Once autumn leaves are down, landscapers with leaf blowers strapped to their backs pour into America’s neighborhoods like hornets from a hive.
Which raises an interesting question: How much pollution does a leaf blower emit?
The short answer is more than a car, a truck or any other modern passenger vehicle.
But because vehicles outnumber the nation’s 12 million leaf blowers by about 224 million, they still beat out the dirtier engines in total emissions.
“These small engines are notoriously high polluters. But because there are fewer of them compared to cars and trucks, they don’t emit as much total pollution,” said John Volckens, a professor of mechanical engineering at Colorado State University.
The U.S. Environmental Protection Agency and Quiet Communities, a nonprofit that advocates for quieter and cleaner lawn maintenance, estimated that in 2011 there were nearly 11 million leaf blowers and vacuums in the country, a figure they projected would grow to around 12 million by 2018.
The EPA has regulated leaf blowers and other small nonroad spark-ignition engines since 1997. The machines are divided into two categories: handheld equipment, such as leaf blowers and chain saws; and non-handheld equipment, such as lawn mowers and generators.
Emissions standards limit how many grams of carbon monoxide, nitrogen oxides and hydrocarbons the engines can produce per hour, taking the size of the engine into account. The pollutants are measured in laboratory tests that simulate how the engines would be used in the real world.

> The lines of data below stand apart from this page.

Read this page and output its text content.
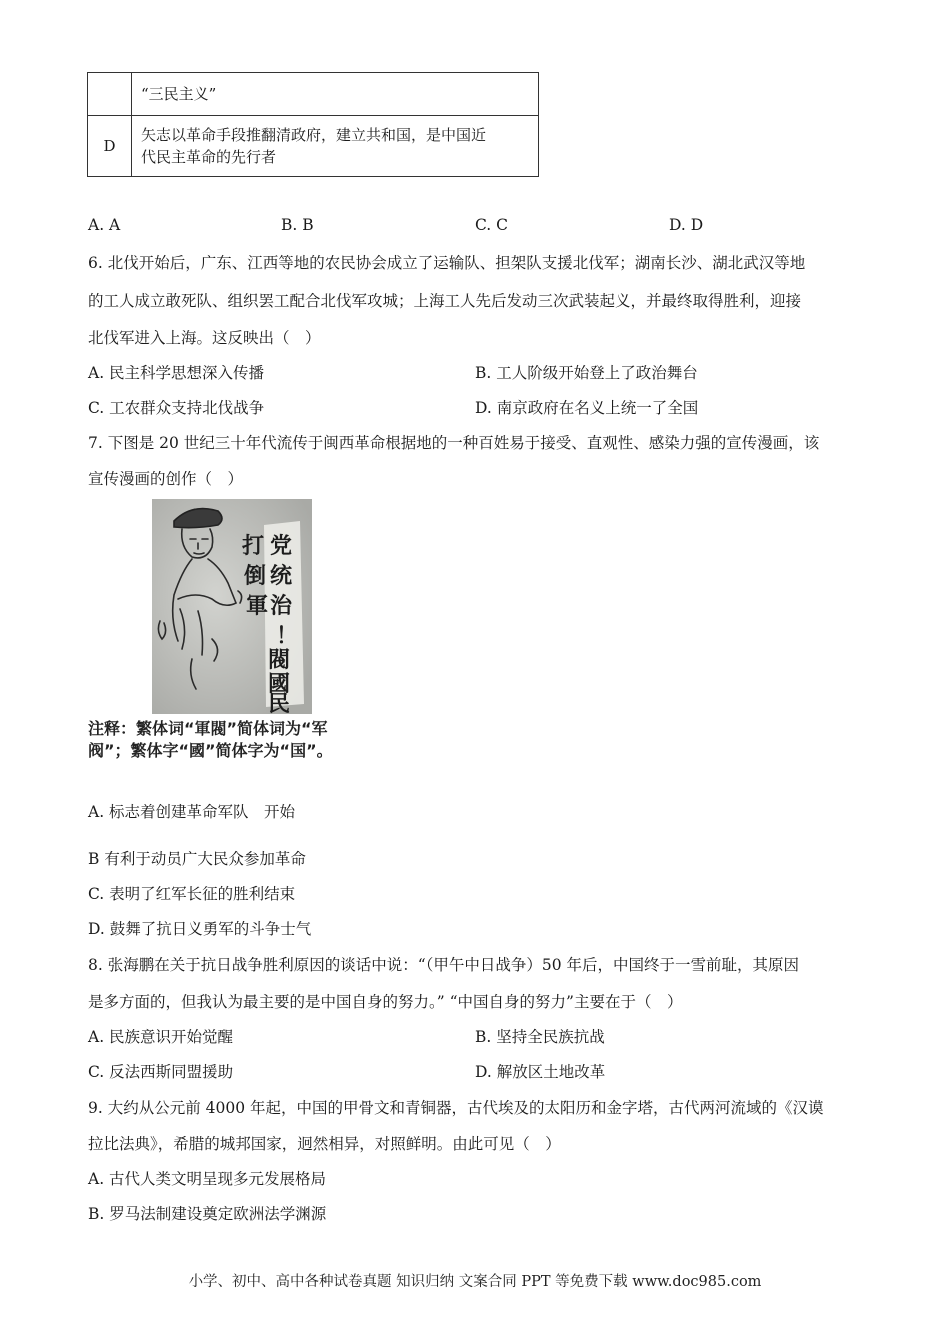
	“三民主义”
D	矢志以革命手段推翻清政府，建立共和国，是中国近
代民主革命的先行者
A. A	B. B	C. C	D. D
6. 北伐开始后，广东、江西等地的农民协会成立了运输队、担架队支援北伐军；湖南长沙、湖北武汉等地
的工人成立敢死队、组织罢工配合北伐军攻城；上海工人先后发动三次武装起义，并最终取得胜利，迎接
北伐军进入上海。这反映出（　）
A. 民主科学思想深入传播	B. 工人阶级开始登上了政治舞台
C. 工农群众支持北伐战争	D. 南京政府在名义上统一了全国
7. 下图是 20 世纪三十年代流传于闽西革命根据地的一种百姓易于接受、直观性、感染力强的宣传漫画，该
宣传漫画的创作（　）
党
统
治
！
打
倒
軍
閥
國
民
注释：繁体词“軍閥”简体词为“军
阀”；繁体字“國”简体字为“国”。
A. 标志着创建革命军队　开始
B 有利于动员广大民众参加革命
C. 表明了红军长征的胜利结束
D. 鼓舞了抗日义勇军的斗争士气
8. 张海鹏在关于抗日战争胜利原因的谈话中说：“（甲午中日战争）50 年后，中国终于一雪前耻，其原因
是多方面的，但我认为最主要的是中国自身的努力。” “中国自身的努力”主要在于（　）
A. 民族意识开始觉醒	B. 坚持全民族抗战
C. 反法西斯同盟援助	D. 解放区土地改革
9. 大约从公元前 4000 年起，中国的甲骨文和青铜器，古代埃及的太阳历和金字塔，古代两河流域的《汉谟
拉比法典》，希腊的城邦国家，迥然相异，对照鲜明。由此可见（　）
A. 古代人类文明呈现多元发展格局
B. 罗马法制建设奠定欧洲法学渊源
小学、初中、高中各种试卷真题 知识归纳 文案合同 PPT 等免费下载 www.doc985.com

The California Environmental Protection Agency estimated that operating a commercial leaf blower for one hour would emit more pollution than driving a 2016 Toyota Camry for about 1,100 miles.
Overall, EPA figures show that the small nonroad spark-ignition engines contribute 1% of nitrogen oxides to total U.S. emissions, compared with 16% contributed by passenger cars; 2% of volatile organic compounds, compared with 3%; 15% of carbon monoxide, compared with 29%; and 1% of particulate matter, the same amount as passenger cars. The data, which is the latest available, are from 2014.
The pollutants contribute to a variety of health problems and cause smog, acid rain and other environmental hazards.
The reason leaf blowers and related devices are so dirty is because many use two-stroke engines.
Stroke refers to the distance a piston travels in its cylinder. A two-stroke engine rotates the crankshaft once in one cycle of internal combustion, producing power every second stroke. A four-stroke engine rotates the crankshaft twice in one cycle of internal combustion, producing power with every fourth stroke.
Four-stroke engines are more efficient, but two-stroke engines are inexpensive and pack more power. They also run in any position—even sideways or upside down—a feature made possible by the way they are lubricated.
Four-stroke engines must operate in a generally upright position because their lubricating system would spill oil, if the engine were turned upside down
Two-stroke engines lack a separate lubrication system; their oil is mixed in with the gasoline used for fuel. Some of it lubricates the engine, and some of it burns up, but a significant amount escapes through the exhaust.
All gasoline engines expel some unburned fuel in their exhaust, but two-stroke engines release a higher percentage. Still, improvements in recent years have reduced emissions, according to George Klein, an outdoor power equipment instructor at Walla Walla Community College in Washington state.
New ignition systems help two-stroke engines crank more easily, idle at slower speeds and accelerate more quickly, contributing to reductions in exhaust, Mr. Klein said. Synthetic oils burn better and allow the engines to operate with less oil in the fuel mixture. And new styles of engines use buffers of air to reduce fuel losses. Today two-stroke engines are up to 85% cleaner than before the emissions were regulated.
Nonetheless, communities such as Palm Springs, Calif. and Maplewood, N.J., have banned gas-powered leaf blowers because of concerns over noise and pollution that is emitted in front yards, according to Jamie Banks, the executive director of Quiet Communities.
She and her organization have counted at least 107 communities with different levels of restrictions.
The National Association of Landscape Professionals opposes efforts to ban the machines, and in some cases, the industry is fighting back.
The New Jersey Landscape Contractors Association and nine individual landscape companies filed a civil suit in October claiming Maplewood’s ban discriminates against the businesses because residents and some other groups can still use the gasoline-powered leaf blowers.
Why should they turn over a new leaf, they argue, when others don’t have to.